Quelques rencontres animales

Mes premiers contacts avec la chasse se passent dans mon village natal des bords de Meuse.
La famille Dumont-Wauthier, de grands carriers, déposait le produit de ses chasses et chacun pouvait en profiter quelque peu.
Ah ces grandes plumes pour ma coiffe indienne, peuh les plombs dans la cuisse du faisan!
Ma grand-mère entretenait leur relais de chasse à Flostoy.

Le chapelet

Très jeune, en promenade avec mon père, je m'arrête devant des crottes de lapin. Papa, quelqu'un a cassé son chapelet!

Chasse au canard

Tranquillement postée près d'un "coup à barbeau", j'entends des sifflements à peina audibles près de moi, ils claquent dans la roselière en face.
Des chasseurs, postés en contrebas, près d'un marécage, ne m'avaient pas vue, l'envol des canards m'avait alertée.

La fouine

Maligne, elle ne trahit pas sa présence aux abords de sa  « résidence ».
Dans le fenil de mon voisin, elle montrait sa tête dans l’entrebâillement de la porte, bien cachée dans le lierre.
Je l’appelais, déposais un œuf qu’elle venait chercher avec délicatesse, aucun dégât dans mes volailles !

Des « étrangères » m’ont fait un massacre dans mes prés. J’ai observé ce manège à la fin du printemps, certains éthologistes émettent l’hypothèse qu’il s’agirait d’une initiation à la chasse des jeunes.

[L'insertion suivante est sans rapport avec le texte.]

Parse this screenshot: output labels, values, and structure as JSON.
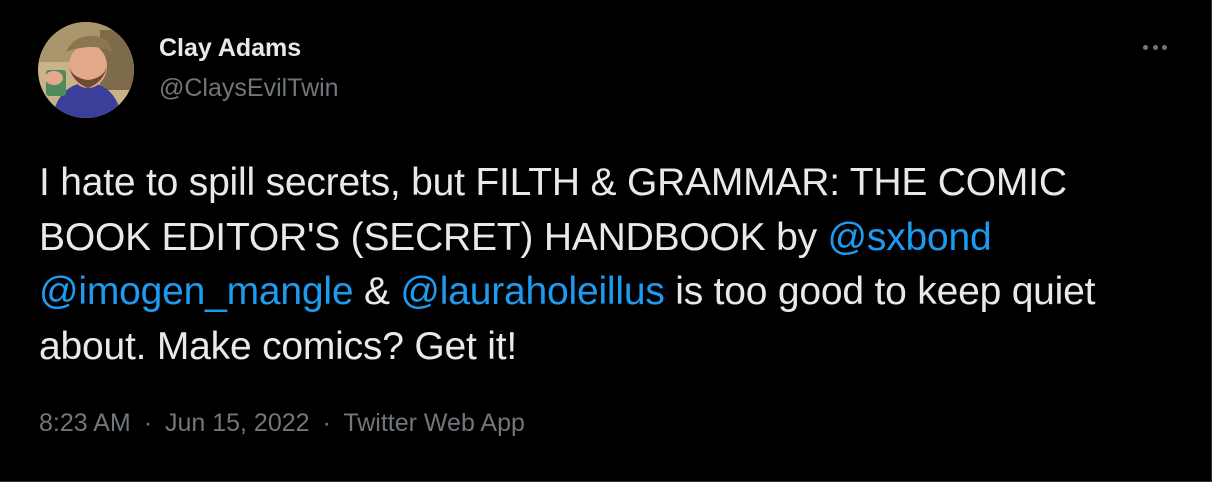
{
  "author": {
    "display_name": "Clay Adams",
    "handle": "@ClaysEvilTwin",
    "avatar_icon": "user-avatar"
  },
  "more_icon": "more-horizontal-icon",
  "tweet": {
    "text_part1": "I hate to spill secrets, but FILTH & GRAMMAR: THE COMIC BOOK EDITOR'S (SECRET) HANDBOOK by ",
    "mention1": "@sxbond",
    "text_part2": " ",
    "mention2": "@imogen_mangle",
    "text_part3": " & ",
    "mention3": "@lauraholeillus",
    "text_part4": " is too good to keep quiet about. Make comics? Get it!"
  },
  "meta": {
    "time": "8:23 AM",
    "separator": "·",
    "date": "Jun 15, 2022",
    "source": "Twitter Web App"
  },
  "colors": {
    "background": "#000000",
    "text": "#e7e9ea",
    "secondary": "#71767b",
    "link": "#1d9bf0",
    "border": "#2f3336"
  }
}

Sur une route de campagne, une mère suivie de douze petits traverse.
Il paraît qu’une mère avec petits peut adopter une nichée abandonnée par la mère suite à un accident, empoisonnement.

Le renard

Un renard m’observait depuis des jours du fond de mes pâtures, se rapprochant de plus en plus. Caché derrière le compost, je ne voyais que son museau.
Un jour, il s’assied contre ma jambe et regarde manger les chats errants et mes hérissons, attendant son tour.
Je sais, c’est un comportement inadapté de ma part, il passait ses siestes dans mon jardin en journée.
Un jour excité, il poursuit mes oies, je me fâche…plus jamais réitéré : je lui disais  « viens, on va rentrer la volaille », il m’attendait au potager.
Un couillon a mis fin à cette belle histoire et les voisins qui le craignaient au début en étaient marris.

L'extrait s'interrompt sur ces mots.